Tuesday, October 8, 2013

Post 2: Changing Women

Throughout the Middle Ages, everything in society was primarily dominated by males. The women, during this time, had to serve for their family. They had to obey to the males in their lives, whether they were their husbands, brothers, and/or fathers , without showing resistance of any kind. “Women’s social roles remained circumscribed by a Christian ethic that stressed obedience and chastity, by the demands of maternal and domestic responsibility” (Chadwick, 44). Women at the time had little to no freedom  outside of her home due to the norms in the society . Many of these women were also uneducated which made it even harder for them  to work against the norm. In some sense, they were stuck in their lifestyle.“Education was thought to interfere with a woman’s ability to be a good wife and mother. Almost no women were taught to read and write” (Guerrilla Girls, 22). Due to the fact that these women didn't have any type of education, their job opportunities were limited.
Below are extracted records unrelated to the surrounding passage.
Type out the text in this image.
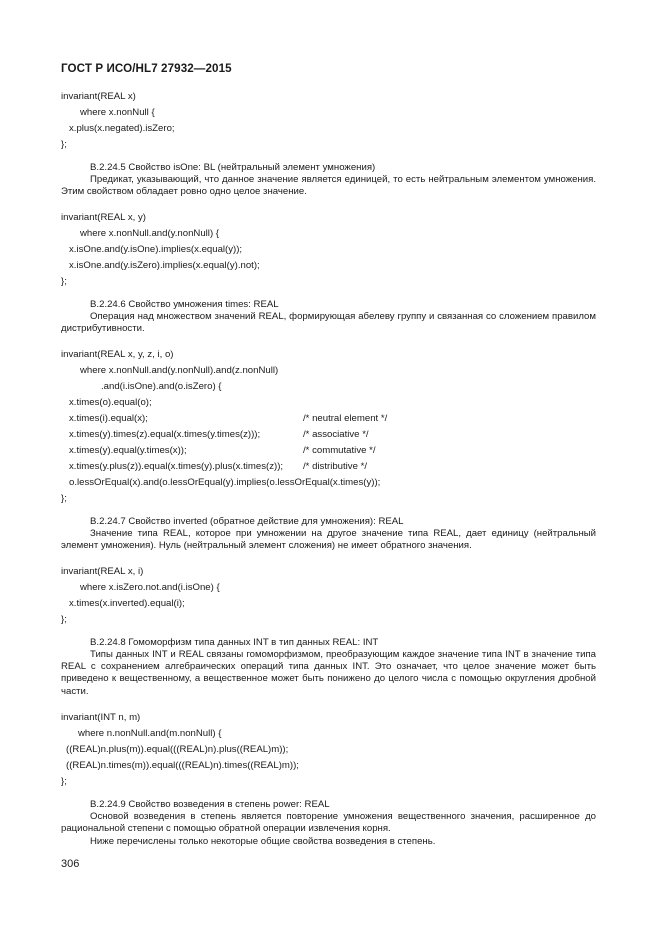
ГОСТ Р ИСО/HL7 27932—2015
invariant(REAL x)
where x.nonNull {
x.plus(x.negated).isZero;
};
B.2.24.5 Свойство isOne: BL (нейтральный элемент умножения)
Предикат, указывающий, что данное значение является единицей, то есть нейтральным элементом умножения. Этим свойством обладает ровно одно целое значение.
invariant(REAL x, y)
where x.nonNull.and(y.nonNull) {
x.isOne.and(y.isOne).implies(x.equal(y));
x.isOne.and(y.isZero).implies(x.equal(y).not);
};
B.2.24.6 Свойство умножения times: REAL
Операция над множеством значений REAL, формирующая абелеву группу и связанная со сложением правилом дистрибутивности.
invariant(REAL x, y, z, i, o)
where x.nonNull.and(y.nonNull).and(z.nonNull)
.and(i.isOne).and(o.isZero) {
x.times(o).equal(o);
x.times(i).equal(x);
x.times(y).times(z).equal(x.times(y.times(z)));
x.times(y).equal(y.times(x));
x.times(y.plus(z)).equal(x.times(y).plus(x.times(z));
o.lessOrEqual(x).and(o.lessOrEqual(y).implies(o.lessOrEqual(x.times(y));
};
/* neutral element */
/* associative */
/* commutative */
/* distributive */
B.2.24.7 Свойство inverted (обратное действие для умножения): REAL
Значение типа REAL, которое при умножении на другое значение типа REAL, дает единицу (нейтральный элемент умножения). Нуль (нейтральный элемент сложения) не имеет обратного значения.
invariant(REAL x, i)
where x.isZero.not.and(i.isOne) {
x.times(x.inverted).equal(i);
};
B.2.24.8 Гомоморфизм типа данных INT в тип данных REAL: INT
Типы данных INT и REAL связаны гомоморфизмом, преобразующим каждое значение типа INT в значение типа REAL с сохранением алгебраических операций типа данных INT. Это означает, что целое значение может быть приведено к вещественному, а вещественное может быть понижено до целого числа с помощью округления дробной части.
invariant(INT n, m)
where n.nonNull.and(m.nonNull) {
((REAL)n.plus(m)).equal(((REAL)n).plus((REAL)m));
((REAL)n.times(m)).equal(((REAL)n).times((REAL)m));
};
B.2.24.9 Свойство возведения в степень power: REAL
Основой возведения в степень является повторение умножения вещественного значения, расширенное до рациональной степени с помощью обратной операции извлечения корня.
Ниже перечислены только некоторые общие свойства возведения в степень.
306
However, they were able to work for their family business, in the church, and/or do some type of embroidery and needle-work. Those who did work, any income that they made had to be handed over to either their father or husband. “Almost all women worked in the some family business, but the fruits of their labors belong to men-their fathers, husbands, or brothers” (Guerrilla Girls, 22). The early female artists of the time also handed all the money they made from their artwork to their superior counterparts, fathers or husbands.
Soon, upper-class women began to producing art as well become educated. “Most of the art during this period was produced in monasteries. Access to education and the convent, the center of women’s intellectual and artistic life from the sixth to sixteenth centuries, was often determined by noble birth” (Chadwick, 44). The convents opened a new world for women at the time. The reason being that  education and art was always never an option for these women.  As a result of the new opportunity,   women were able to hold several different jobs from artists to merchants. However, they were still prohibited from teaching at schools.
During the  Renaissance, women started to join guilds. Guilds were types of organizations or unions that made it possible for women to accomplish much more than in previous years. As a result of the guilds, the number of female artists were increasing. “Guilds became agencies of communal authority rather than corporate interest groups. Women’s relationship to the guilds became inseparable from their broader social role – a role which was being radically transformed by the city’s new wealth and political power, and by the new opposition of public and private spheres” (Chadwick, 69). In order to become a part of a guild, the woman must be born into a family with some sort of artistic background. “Their careers were made possible by birth into artist families and the training that accompanied it, or into the upper class where the spread of Renaissance ideas about the desirability of education opened new possibilities for women” (Chadwick, 76). An example of woman who were able to join a guild was Sofonisba Anguissola. She was from Bologna, which was the only place that allowed women to be educated; she who was educated by her father, Amilcare Anguissola. He was friends with  Michelangelo at the time, and so he sent Sofonisba’s “Boy Bitten by Crayfish” to him. Due to this huge advantage and opportunity, “Sofonisba Anguissola’s example opened up the possibility of painting to women as a socially acceptable profession, while her work established new conventions for self-portraiture by women artists and Italian genre painting” (Chadwick, 77).
Rosa Bonheur, Highland Raid, 1860; Gift of Wallace and Wilhelmina HolladayThis painting showcases the artist’s ability to capture the rawness of the animals in such great detail. 
Arts and sciences began expanding and taking a huge leap in a good direction during the Renaissance.  The spread of knowledge and education was increasing by the tons. Feudalism  died out and Capitalism was introduced. There was a decline in the emphasis of religion because there was a  rise of humanism. Thus, creating a slight change in artwork. Instead of having religious art work, it was more about  nature and science. When the 19th century approached, women wanted to expand on their artwork ideas. An example of this kind of artist is Rosa Bonheur. She was the “most famous woman artist of the nineteenth century” (Chadwick, 192). She was born into a family of political idealists, her father was a humanist and wanted women to be educated. Her father wanted her to “fulfill his radical Saint Simonain ideals about women. Those ideals included the androgynous clothing styles and sex roles that shaped Bonheur’s adoption of cross dressing and the ambiguity of her public gender identity” (Chadwick, 193). As a result, Bonheur's artwork interests were on animals and landscape.

Over time, the roles of women have visibly changed. Throughout those changes,  women were always able to find a way to make art regardless of any difficulty that may have. In the Middle Ages, women could become nuns in order to have the freedom to make art. During the Renaissance, only women lucky enough to be born into an educated and artistic family had the opportunity to become artists. During the 19th century, women were expected to be domesticated,  therefore, most of the artwork from women in the 19th century were that made of quilts and other things. 

Bibliography:

Chadwick, Whitney. Women, Art and Society, Ed.
Thames and Hudson. New York, New York, 2007.print.

Girls, Guerilla. The Guerilla Girls’ Bedside Companion to the History of Western Art,
 New York: La Guardia Place, 1998.print.